Based on the facts reported by the administrator in his report dated June 22, Irdai came to the conclusion that continuation of SILIC to transact life insurance business is not in the interest of the holders of life insurance policies in general, and considered it to be a fit case to transfer the life insurance portfolio of SILIC to some other insurer under section 52B (1) of the Insurance Act, 1938, the order said. A moratorium period of 15 days is allowed to policyholders to pay renewal premium, and IPRU is given 21 days for settlement of claims after which the servicing of policy holders of SILIC shall be carried on by IPRU unhindered. IPRU will make available FAQs about servicing of policy holders of SILIC. A dedicated call centre/e-mail ID will be created to handle the concerns of policyholders of SILIC.

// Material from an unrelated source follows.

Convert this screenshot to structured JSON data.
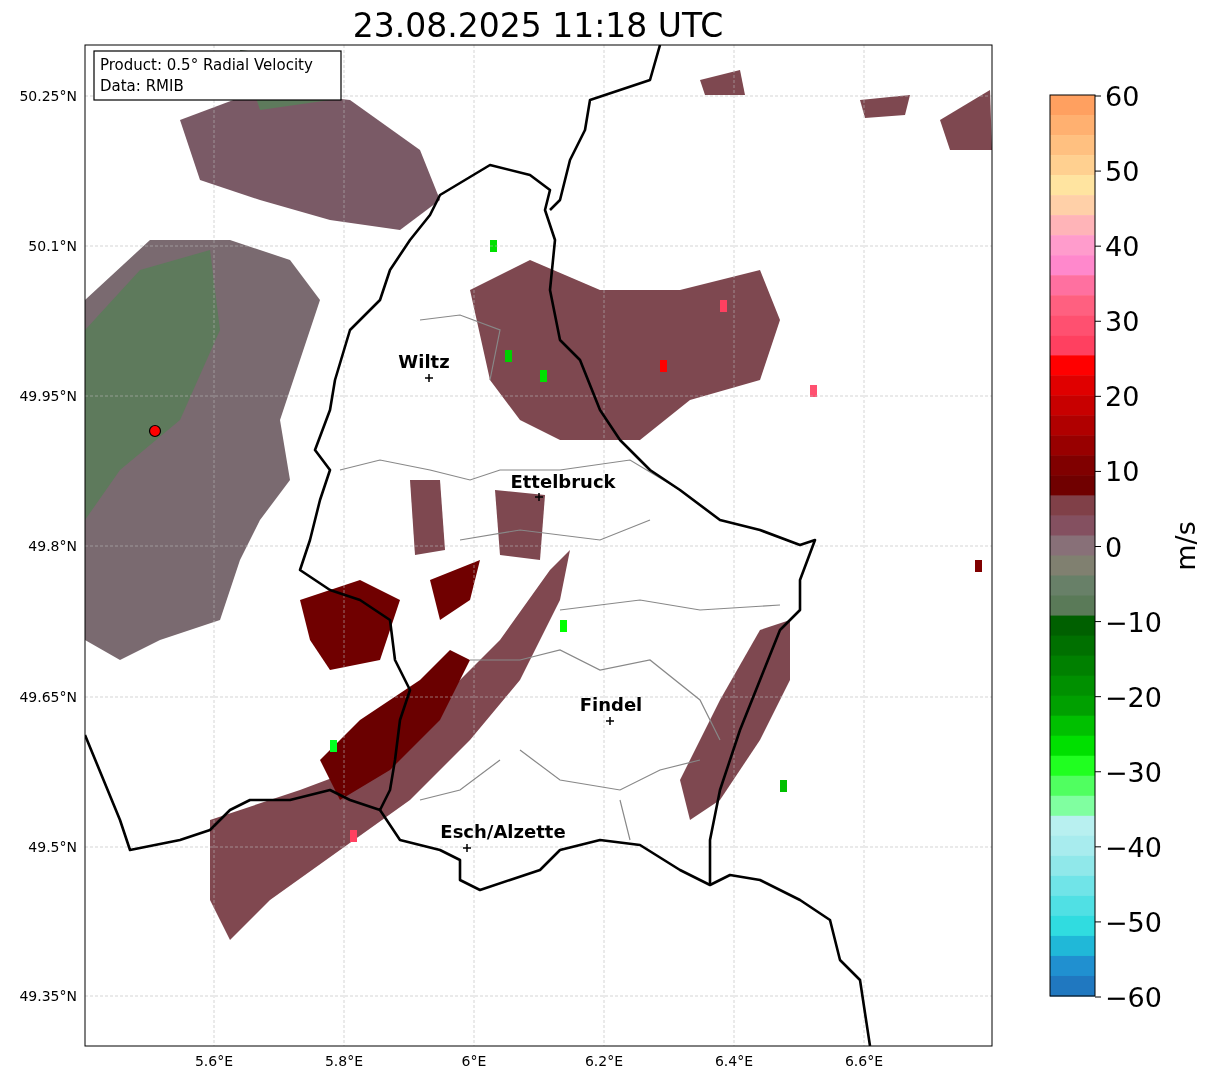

According to Irdai, the report of the administrator indicated that there is total failure of the governance system of SILIC and the interests of the policyholders are at stake. Promoters of the company are no more ‘fit and proper’, a sum of Rs 78 crore has already been syphoned off in name of security deposits, and the shareholders and board of directors are not keen in recovery plan, the report said. Moreover, the Irdai report said, the company is mainly surviving on release of reserves. The situation may not continue for long as the new premium of the company has come down significantly. IPRU shall assume the insurance liabilities of SILIC as per the valuation of the independent actuary as on the appointed date, the order said, adding SILIC shall transfer the assets/investments to IPRU on irreversible basis.
Insurance behemoth LIC was among the few life insurance companies Irdai had approached to take over the assets and liabilities of policyholders of SILIC. However, LIC and all other insurers didn’t show any interest except for ICICI Prudential Life Insurance. Replying to a PTI query, LIC chairman V K Sharma said that “SILIC is a stock-based insurer and we are not interested in taking over such firms”. ICICI Prudential Life today said in a statement that it has received an order from Irdai directing it to take over the assets and policyholder liabilities of Sahara Life Insurance.
The company clarified that this is not a merger between the two companies but purely a transfer of customers to ICICI Prudential Life. “We are pleased to welcome the new customers to the ICICI Prudential Life family. We would like to assure them of high levels of service and commitment,” it said.